Chelsea would not comment on the report, a spokesman saying: ‘As we said last week, we recognise that John has the right to appeal. It would be inappropriate for us to comment further at this time.’
Terry timeline – how the controversy unfolded
October 23 – John Terry releases a statement denying he made a racist slur against Anton Ferdinand during Chelsea's defeat at QPR after videos had circulated on the internet.
October 25 – Scotland Yard announce they are assessing allegations of racist abuse of Ferdinand by Terry after a complaint from the member of the public.

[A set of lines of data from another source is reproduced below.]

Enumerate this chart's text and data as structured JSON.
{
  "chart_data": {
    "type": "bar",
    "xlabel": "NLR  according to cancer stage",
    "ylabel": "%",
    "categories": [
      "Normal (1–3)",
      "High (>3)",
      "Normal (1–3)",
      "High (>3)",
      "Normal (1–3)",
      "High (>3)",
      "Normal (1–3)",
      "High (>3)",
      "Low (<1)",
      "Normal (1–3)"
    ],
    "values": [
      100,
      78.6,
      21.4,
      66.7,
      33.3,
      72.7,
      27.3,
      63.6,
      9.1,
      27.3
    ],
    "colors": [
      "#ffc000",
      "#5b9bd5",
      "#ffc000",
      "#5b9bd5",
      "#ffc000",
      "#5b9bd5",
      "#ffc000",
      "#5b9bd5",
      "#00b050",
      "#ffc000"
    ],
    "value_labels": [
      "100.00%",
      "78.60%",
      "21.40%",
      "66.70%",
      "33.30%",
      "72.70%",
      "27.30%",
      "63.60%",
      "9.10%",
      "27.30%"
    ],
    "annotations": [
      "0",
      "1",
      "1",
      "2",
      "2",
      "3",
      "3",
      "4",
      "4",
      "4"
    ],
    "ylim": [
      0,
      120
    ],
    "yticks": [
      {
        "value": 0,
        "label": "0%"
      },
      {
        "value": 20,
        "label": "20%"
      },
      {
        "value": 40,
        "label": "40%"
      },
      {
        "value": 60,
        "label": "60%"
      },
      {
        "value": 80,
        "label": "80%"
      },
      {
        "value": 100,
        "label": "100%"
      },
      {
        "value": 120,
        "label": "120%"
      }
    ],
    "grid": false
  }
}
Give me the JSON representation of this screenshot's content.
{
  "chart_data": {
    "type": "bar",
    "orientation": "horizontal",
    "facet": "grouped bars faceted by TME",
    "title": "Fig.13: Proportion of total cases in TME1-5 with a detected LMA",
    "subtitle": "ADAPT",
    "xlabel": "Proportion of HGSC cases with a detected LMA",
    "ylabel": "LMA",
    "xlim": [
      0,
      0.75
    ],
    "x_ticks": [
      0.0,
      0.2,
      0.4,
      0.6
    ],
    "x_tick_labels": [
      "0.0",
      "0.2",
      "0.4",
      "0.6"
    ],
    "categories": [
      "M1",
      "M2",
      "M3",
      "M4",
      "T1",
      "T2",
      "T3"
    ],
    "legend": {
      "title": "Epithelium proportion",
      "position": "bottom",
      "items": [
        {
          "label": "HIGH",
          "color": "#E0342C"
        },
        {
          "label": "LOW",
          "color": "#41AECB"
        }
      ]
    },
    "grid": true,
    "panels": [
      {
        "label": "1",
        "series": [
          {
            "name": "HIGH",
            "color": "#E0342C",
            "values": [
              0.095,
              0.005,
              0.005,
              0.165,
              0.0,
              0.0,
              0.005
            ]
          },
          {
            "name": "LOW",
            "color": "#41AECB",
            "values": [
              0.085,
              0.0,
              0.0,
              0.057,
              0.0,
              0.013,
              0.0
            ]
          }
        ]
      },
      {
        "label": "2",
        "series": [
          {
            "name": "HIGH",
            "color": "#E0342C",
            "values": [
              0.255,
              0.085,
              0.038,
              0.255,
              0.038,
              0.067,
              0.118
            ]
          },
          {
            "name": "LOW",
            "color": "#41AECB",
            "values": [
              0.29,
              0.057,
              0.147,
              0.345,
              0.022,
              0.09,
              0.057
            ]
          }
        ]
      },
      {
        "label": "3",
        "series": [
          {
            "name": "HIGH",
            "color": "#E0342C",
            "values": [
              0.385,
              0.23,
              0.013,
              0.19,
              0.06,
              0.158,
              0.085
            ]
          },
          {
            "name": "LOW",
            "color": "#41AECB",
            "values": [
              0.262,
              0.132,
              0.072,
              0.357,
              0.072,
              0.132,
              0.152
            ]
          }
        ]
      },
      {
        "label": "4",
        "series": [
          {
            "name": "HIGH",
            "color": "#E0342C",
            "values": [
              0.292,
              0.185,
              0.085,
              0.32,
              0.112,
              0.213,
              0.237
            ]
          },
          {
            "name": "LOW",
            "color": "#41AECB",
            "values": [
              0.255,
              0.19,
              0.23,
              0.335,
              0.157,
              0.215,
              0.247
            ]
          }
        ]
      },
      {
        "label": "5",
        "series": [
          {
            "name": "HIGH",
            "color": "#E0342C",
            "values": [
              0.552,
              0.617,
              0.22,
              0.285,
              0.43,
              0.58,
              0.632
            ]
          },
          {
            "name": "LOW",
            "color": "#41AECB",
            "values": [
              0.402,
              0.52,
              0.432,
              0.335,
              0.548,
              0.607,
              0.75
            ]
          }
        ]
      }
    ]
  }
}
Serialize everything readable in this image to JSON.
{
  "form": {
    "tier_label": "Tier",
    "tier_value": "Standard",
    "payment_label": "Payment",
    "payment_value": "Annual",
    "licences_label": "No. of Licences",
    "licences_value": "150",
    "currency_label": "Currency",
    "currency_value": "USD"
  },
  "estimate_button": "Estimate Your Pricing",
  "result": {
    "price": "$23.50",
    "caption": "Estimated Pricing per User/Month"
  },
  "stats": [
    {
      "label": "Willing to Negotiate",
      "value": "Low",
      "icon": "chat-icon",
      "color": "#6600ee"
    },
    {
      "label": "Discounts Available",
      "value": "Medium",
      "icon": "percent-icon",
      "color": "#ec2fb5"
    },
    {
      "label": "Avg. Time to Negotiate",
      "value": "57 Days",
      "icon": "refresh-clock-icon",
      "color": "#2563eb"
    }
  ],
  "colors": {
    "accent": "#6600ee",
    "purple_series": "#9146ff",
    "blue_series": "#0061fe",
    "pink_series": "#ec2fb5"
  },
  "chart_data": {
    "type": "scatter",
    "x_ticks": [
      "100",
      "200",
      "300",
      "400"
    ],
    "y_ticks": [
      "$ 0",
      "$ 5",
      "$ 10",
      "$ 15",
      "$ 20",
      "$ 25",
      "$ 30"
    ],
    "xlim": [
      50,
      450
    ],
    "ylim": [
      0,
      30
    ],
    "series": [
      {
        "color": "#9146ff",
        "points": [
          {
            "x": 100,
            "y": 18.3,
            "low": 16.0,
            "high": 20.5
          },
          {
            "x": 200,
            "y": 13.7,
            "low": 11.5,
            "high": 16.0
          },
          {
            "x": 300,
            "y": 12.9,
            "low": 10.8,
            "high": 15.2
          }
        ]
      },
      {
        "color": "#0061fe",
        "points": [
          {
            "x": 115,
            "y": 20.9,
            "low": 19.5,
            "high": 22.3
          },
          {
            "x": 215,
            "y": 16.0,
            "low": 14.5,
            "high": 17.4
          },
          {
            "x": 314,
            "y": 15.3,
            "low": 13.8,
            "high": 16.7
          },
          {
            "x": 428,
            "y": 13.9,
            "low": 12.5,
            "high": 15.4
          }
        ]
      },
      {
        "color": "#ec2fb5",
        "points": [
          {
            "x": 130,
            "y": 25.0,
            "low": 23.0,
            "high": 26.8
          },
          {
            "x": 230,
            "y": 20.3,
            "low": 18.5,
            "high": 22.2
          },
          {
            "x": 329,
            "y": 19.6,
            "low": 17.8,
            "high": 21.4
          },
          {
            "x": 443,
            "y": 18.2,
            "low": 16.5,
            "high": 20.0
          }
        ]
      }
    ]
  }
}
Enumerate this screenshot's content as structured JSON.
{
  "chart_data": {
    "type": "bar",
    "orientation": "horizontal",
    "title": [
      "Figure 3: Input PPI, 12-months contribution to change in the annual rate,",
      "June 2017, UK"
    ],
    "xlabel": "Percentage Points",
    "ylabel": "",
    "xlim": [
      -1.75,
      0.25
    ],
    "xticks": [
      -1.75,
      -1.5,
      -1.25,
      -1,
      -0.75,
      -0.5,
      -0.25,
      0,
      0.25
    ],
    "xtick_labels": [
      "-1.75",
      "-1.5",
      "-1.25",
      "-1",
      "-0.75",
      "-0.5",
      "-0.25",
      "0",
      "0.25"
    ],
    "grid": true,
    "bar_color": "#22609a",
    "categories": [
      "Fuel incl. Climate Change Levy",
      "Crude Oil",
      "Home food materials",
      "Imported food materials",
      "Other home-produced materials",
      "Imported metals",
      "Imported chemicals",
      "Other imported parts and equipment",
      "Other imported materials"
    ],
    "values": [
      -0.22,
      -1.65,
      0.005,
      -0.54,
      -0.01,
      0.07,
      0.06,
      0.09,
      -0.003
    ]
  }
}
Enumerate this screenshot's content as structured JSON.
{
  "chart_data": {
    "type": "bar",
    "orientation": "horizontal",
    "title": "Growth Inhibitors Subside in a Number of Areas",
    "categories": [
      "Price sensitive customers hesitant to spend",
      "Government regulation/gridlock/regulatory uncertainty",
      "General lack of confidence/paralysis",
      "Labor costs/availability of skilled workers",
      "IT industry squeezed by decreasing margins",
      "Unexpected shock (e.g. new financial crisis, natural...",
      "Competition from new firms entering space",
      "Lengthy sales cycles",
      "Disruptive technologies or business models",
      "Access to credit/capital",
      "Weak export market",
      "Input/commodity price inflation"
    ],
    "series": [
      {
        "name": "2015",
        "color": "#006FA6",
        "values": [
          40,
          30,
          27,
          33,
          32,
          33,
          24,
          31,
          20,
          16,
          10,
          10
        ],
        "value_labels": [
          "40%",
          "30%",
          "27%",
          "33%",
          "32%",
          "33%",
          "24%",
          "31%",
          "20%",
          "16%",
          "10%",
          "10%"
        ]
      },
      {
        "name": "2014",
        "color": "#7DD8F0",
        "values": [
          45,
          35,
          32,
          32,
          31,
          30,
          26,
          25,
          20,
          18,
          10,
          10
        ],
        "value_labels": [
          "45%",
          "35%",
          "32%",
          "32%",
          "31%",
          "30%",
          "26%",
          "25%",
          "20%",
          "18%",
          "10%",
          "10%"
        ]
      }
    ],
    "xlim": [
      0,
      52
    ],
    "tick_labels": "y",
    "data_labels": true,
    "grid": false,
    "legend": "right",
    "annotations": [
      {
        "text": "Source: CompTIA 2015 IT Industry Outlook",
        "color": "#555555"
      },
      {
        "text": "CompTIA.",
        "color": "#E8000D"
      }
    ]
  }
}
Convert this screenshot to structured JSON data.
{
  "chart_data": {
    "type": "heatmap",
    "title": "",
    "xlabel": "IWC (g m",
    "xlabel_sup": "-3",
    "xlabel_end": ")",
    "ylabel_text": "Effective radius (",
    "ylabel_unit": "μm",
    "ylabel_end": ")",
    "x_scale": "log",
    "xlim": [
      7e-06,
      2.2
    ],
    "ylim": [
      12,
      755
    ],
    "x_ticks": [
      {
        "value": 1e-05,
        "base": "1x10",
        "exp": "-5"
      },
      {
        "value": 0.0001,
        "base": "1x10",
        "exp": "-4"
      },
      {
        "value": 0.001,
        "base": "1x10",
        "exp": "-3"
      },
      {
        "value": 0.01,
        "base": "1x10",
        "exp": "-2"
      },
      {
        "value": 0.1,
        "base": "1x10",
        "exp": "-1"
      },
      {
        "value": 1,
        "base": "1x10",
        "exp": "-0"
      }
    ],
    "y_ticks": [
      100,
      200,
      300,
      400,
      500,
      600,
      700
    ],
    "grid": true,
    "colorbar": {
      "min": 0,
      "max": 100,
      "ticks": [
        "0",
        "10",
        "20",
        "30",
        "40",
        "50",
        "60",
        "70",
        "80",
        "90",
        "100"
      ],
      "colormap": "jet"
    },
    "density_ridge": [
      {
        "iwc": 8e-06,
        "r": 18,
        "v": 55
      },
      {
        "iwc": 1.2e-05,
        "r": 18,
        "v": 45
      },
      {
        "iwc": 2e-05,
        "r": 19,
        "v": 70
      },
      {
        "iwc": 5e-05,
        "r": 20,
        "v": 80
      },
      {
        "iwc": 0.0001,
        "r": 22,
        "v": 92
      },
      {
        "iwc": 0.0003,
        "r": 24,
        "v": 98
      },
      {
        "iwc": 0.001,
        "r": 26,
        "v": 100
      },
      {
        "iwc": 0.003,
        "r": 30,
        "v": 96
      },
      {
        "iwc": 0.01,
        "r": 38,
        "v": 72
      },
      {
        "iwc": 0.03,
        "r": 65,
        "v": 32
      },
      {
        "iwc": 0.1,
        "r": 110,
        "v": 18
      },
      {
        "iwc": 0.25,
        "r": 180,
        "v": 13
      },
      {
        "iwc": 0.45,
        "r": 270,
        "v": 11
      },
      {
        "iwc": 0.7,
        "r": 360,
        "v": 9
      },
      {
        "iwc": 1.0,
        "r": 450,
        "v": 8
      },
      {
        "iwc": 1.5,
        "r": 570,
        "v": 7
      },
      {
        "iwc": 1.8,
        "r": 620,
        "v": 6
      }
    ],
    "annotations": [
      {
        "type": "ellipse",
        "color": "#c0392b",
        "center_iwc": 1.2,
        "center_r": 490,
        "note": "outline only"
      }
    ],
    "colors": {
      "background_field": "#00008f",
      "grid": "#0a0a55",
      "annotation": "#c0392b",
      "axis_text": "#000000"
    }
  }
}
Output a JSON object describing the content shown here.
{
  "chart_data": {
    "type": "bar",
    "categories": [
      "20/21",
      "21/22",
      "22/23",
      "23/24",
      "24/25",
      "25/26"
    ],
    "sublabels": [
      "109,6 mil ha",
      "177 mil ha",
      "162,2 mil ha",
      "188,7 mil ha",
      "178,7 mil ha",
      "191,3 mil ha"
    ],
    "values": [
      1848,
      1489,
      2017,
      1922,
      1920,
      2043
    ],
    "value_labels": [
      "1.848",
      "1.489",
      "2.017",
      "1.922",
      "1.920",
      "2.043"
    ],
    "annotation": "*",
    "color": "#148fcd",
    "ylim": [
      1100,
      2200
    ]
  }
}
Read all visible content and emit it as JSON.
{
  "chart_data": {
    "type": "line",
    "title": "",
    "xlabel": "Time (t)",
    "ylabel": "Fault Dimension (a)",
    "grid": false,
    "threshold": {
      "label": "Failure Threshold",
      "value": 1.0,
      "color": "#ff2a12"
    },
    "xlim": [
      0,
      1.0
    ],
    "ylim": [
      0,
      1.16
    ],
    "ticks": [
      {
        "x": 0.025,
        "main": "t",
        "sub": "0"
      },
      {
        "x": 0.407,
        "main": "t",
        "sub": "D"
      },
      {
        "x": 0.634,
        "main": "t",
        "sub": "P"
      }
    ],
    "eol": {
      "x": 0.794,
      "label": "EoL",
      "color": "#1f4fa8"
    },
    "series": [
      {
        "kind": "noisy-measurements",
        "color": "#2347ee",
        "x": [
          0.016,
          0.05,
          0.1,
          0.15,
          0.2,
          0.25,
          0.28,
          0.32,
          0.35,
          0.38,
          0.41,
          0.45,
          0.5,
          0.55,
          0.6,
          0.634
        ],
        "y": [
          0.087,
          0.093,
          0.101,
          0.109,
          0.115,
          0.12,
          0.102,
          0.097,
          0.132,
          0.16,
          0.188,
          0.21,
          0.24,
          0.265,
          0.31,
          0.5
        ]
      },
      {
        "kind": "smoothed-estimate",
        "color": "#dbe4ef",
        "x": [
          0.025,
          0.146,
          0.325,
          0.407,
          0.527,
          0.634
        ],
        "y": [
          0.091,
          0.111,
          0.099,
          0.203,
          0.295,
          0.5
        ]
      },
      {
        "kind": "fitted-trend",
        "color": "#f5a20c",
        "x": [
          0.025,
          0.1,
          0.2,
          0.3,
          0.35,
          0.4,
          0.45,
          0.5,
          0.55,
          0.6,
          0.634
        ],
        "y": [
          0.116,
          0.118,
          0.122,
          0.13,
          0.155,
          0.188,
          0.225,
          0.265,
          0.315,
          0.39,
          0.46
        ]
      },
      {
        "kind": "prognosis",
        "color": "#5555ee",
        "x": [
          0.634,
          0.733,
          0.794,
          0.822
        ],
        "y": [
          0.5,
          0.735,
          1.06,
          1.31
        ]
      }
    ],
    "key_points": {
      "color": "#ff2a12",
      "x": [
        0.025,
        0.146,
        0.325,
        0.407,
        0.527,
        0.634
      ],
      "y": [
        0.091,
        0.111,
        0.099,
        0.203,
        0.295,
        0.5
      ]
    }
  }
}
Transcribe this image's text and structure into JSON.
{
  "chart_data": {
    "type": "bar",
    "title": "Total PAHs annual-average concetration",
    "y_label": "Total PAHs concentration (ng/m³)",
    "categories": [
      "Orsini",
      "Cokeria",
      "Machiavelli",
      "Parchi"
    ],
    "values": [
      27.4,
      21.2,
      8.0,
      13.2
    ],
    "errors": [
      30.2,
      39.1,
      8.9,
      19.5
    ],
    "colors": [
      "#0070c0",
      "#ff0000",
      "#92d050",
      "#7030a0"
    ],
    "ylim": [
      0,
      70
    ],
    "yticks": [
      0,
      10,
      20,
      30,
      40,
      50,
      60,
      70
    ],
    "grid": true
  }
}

November 1 – The Metropolitan Police confirm they have launched a formal investigation.
November 5 – England manager Fabio Capello confirms Terry will be selected for the friendlies against Spain and Sweden.
November 28 – Terry is interviewed under caution.
December 1 – Scotland Yard announce they have passed a file towards to prosecutors.
December 21 – The Crown Prosecution Service announce Terry will be charged with racially abusing Ferdinand and is due to appear before West London Magistrates' Court on February 1, 2012.
January 28 – The FA cancels the pre-match handshakes before the FA Cup fourth-round tie between QPR and Chelsea “to defuse further tensions” relating to the Terry-Ferdinand situation.
February 1 – District Judge Howard Riddle orders that Terry should stand trial in the week beginning July 9 – following Euro 2012 – after hearing a number of other Chelsea players would not be able to appear as witnesses until the end of the football season.
February 3 – Terry is stripped of the England captaincy for a second time. The decision was taken by members of the 14-strong FA board, without consulting Capello.
February 8 – Capello resigns as England manager two days after criticising the decision to strip Terry of the captaincy.
July 13 – Cleared at Westminster Magistrates' Court of making a racist insult to Ferdinand.
June 24 – Plays the full 90 minutes and extra time as England suffer more penalty heartache, losing their Euro 2012 quarter-final to Italy on penalties.
July 27 – Charged by the FA with using abusive and/or insulting words and/or behaviour towards QPR defender Ferdinand. It is further alleged that this included a reference to the ethnic origin and/or colour and/or race of Ferdinand. Terry denies the charge and requests a personal hearing.
August 30 – Recalled to England squad, after missing friendly against Sweden, for September's World Cup qualifiers against Moldova and Ukraine.
September 9 – Withdraws from England squad for Ukraine game after picking up ankle injury in 5-0 win in Moldova.
September 23 – Announces his retirement from international football, shortly before the start of his personal hearing to answer the FA charge.
September 27 – Banned for four matches and fined 220,000 by an FA independent regulatory commission.
October 5 – FA reveal written reasons behind independent commission's ruling, insisting Terry's racist language towards Ferdinand was used as an insult and finding “no credible basis” for his defence that he was only repeating words he believed the QPR defender said to him.